An einem besonders dunklen Winterabend machte sie sich auf den langen Heimweg und hatte es sich in Gedanken schon auf der Couch gemütlich gemacht. Als sie den verlassenen Teil der Straße erreichte, wo es kaum Beleuchtung und so gut wie keinen Verkehr gab, begann Melanie, nervös zu werden. Plötzlich sah sie vor sich einen großen Hund mitten auf der Straße liegen. Es war ziemlich offensichtlich, dass ein Auto ihn angefahren hatte und der Fahrer einfach weggefahren war und den armen Hund auf der Straße liegen ließ. Zitternd hielt Melanie ihr Auto an und stieg ganz zaghaft aus. Sie schaute sich in beide Richtungen um, konnte aber niemanden sehen. Mit aufsteigender Angst ging sie auf den Hund zu. Zu ihrem Entsetzen musste sie feststellen, dass der Hund bereits an seinen Verletzungen gestorben war. Sie wusste nicht, was sie als Nächstes tun sollte. Der Hund war sehr groß und es war klar, dass sie ihn nicht so einfach von der Straße heben konnte. Melanie ertappte sich dabei, wie sie laut seufzte: „Engel, ich brauche deine Hilfe.“ Plötzlich spürte sie eine Hand auf ihrer Schulter.

Hinter ihr stand ein junger Mann mit einem sehr freundlichen Gesicht, der sie sanft anlächelte und sie aufforderte, keine Angst zu haben. Melanie konnte kein Auto sehen und fragte sich, wo um alles in der Welt der junge Mann hergekommen sein könnte. „Ich kümmere mich darum“, versicherte ihr der Unbekannte, „bitte machen Sie sich keine Sorgen.“ Melanie bedankte sich bei ihm und ging schnell zu ihrem Auto zurück. Sie konnte sich nicht vorstellen, wie dieser Mann mit der Situation zurechtkommen sollte. Aufmerksam beobachtete sie, wie er den großen Hund mit Leichtigkeit hochhob und an den Straßenrand trug. Behutsam, beinahe liebevoll legte er den Hund auf die Erde. Dann verließ er die Unfallstelle. Erleichtert drehte Melanie den Zündschlüssel in ihrem Auto. Als sie das Licht einschaltete, schaute sie in den Rückspiegel, um nach dem jungen Mann zu sehen. Es waren gerade mal ein paar Sekunden vergangen, aber es war niemand zu sehen, die Straße war menschenleer.

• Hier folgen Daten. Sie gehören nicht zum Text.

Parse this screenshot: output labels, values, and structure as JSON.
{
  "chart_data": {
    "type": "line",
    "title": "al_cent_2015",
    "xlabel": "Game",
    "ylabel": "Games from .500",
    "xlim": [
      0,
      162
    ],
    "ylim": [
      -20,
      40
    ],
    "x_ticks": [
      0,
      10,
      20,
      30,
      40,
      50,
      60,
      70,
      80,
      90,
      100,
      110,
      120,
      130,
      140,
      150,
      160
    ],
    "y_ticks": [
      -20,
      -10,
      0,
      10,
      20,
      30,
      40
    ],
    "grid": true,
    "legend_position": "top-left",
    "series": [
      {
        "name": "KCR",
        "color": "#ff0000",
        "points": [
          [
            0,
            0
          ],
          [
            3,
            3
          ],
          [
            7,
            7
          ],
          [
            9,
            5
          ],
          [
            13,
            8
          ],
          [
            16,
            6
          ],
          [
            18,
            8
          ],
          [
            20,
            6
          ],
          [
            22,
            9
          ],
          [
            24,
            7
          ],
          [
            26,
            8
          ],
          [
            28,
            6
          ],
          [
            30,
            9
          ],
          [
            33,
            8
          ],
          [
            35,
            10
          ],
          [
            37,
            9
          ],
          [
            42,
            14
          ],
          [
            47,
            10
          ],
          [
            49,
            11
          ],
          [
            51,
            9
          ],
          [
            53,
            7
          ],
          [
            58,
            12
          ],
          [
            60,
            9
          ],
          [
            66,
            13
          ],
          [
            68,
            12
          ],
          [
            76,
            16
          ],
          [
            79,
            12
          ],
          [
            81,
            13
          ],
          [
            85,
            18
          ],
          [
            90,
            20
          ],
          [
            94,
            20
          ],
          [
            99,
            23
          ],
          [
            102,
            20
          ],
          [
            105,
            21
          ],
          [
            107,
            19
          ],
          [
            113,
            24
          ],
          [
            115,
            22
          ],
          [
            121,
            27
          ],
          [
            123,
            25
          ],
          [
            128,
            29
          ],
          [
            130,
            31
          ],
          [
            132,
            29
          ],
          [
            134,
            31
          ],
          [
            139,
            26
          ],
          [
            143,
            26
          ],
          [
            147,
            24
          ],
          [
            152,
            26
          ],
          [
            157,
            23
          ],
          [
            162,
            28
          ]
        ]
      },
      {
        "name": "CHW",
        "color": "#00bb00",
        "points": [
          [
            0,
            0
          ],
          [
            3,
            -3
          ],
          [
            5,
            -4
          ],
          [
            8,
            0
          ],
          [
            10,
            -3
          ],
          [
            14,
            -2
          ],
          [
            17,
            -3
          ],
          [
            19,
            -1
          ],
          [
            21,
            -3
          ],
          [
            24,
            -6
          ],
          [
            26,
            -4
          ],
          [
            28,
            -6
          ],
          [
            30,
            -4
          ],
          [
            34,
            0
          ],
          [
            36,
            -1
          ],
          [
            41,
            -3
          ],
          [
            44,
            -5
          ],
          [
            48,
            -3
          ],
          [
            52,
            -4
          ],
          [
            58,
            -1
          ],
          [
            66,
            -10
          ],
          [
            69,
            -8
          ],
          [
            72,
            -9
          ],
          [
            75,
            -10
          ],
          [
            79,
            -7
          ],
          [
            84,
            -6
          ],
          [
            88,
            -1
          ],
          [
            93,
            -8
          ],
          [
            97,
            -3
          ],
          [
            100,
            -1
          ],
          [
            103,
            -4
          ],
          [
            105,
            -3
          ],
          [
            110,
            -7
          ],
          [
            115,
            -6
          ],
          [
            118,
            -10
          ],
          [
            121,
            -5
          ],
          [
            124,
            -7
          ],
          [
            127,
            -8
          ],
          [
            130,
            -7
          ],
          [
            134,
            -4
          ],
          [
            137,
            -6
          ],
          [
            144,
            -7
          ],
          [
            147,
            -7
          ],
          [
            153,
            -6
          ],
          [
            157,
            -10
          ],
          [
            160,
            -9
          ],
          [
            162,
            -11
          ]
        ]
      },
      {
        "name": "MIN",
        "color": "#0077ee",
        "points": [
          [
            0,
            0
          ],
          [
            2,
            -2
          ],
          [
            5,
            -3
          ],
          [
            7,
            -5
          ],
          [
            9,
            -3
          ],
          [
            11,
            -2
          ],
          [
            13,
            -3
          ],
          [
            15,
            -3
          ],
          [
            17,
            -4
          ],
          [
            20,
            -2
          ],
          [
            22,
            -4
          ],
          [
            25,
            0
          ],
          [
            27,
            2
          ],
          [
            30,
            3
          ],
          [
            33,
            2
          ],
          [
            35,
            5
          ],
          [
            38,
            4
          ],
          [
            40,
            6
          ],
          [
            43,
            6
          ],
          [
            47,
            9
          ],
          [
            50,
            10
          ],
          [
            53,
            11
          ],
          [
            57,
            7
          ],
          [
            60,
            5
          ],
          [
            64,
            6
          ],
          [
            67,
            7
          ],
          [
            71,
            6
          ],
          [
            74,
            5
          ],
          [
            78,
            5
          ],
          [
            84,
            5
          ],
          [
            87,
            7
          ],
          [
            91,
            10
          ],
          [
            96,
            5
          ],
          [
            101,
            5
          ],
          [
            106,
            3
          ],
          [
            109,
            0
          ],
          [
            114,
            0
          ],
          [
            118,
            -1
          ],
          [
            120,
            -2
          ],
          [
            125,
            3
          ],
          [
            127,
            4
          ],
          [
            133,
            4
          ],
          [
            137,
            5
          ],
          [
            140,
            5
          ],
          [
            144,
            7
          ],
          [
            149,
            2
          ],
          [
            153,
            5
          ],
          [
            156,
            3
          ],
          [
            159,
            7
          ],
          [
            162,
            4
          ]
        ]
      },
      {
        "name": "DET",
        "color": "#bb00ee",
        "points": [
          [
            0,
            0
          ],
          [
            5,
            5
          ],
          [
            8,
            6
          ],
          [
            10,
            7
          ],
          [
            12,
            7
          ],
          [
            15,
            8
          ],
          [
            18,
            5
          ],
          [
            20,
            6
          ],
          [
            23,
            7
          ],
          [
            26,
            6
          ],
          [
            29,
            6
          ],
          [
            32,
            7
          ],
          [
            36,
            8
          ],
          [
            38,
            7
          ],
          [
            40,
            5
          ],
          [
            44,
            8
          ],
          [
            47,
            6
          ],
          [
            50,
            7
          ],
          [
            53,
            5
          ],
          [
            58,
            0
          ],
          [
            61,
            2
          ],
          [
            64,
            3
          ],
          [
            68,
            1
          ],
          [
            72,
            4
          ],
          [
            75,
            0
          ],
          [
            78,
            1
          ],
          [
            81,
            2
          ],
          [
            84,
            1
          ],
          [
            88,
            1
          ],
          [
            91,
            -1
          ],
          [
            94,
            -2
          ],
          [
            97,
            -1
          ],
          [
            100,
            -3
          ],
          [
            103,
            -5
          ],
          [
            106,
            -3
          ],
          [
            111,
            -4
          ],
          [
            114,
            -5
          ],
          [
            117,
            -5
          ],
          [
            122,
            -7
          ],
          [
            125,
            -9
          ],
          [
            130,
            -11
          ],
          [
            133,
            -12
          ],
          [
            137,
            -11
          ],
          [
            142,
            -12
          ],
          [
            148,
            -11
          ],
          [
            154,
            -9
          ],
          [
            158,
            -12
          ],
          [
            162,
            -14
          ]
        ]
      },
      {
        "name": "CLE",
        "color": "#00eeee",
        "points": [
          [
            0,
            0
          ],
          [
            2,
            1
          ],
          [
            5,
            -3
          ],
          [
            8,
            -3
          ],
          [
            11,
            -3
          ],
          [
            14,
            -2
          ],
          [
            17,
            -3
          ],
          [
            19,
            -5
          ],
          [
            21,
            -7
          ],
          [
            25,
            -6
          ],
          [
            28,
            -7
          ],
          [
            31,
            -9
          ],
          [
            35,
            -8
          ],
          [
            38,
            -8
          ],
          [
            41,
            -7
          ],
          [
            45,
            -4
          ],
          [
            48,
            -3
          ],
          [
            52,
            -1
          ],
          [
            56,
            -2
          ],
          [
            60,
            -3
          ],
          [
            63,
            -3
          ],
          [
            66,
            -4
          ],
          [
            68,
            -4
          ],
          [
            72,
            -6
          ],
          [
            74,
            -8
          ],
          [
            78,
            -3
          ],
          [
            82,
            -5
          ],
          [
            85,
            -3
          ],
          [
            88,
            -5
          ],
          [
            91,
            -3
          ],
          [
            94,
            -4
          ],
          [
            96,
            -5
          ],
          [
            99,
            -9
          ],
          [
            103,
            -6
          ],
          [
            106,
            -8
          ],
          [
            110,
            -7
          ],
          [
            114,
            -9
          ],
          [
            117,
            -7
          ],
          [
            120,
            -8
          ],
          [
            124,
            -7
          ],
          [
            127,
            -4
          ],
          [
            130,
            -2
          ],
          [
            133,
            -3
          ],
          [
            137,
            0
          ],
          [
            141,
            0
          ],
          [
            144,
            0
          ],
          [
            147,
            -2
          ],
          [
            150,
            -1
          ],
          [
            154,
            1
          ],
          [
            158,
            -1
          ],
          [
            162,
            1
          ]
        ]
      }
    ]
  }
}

Melanie schaltete den Motor wieder aus, sprang aus dem Auto und spähte in die Dunkelheit, der junge Mann konnte sich doch nicht einfach so in Nichts auflö­sen … Sie blickte zum Straßenrand und erschrak. Vom Hund keine Spur, er war verschwunden. Als sie dann vor ihr Auto blickte, entdeckte sie ein Hundehalsband. „Wenn das nicht gewesen wäre, wäre ich überzeugt, dass ich mir das Ganze nur eingebildet hätte.“ Langsam fuhr sie nach Hause und grübelte über die Ereignisse nach. Als wir uns einige Zeit später trafen, erzählte sie mir, dass sie zu dem Schluss gekommen sei, dass der junge Mann tatsächlich der Engel war, den sie in jener dunklen Nacht um Hilfe gerufen hatte. Und Melanie ist fest davon überzeugt: Er hat den Hund mit in den Himmel genommen. Ich glaube ihr.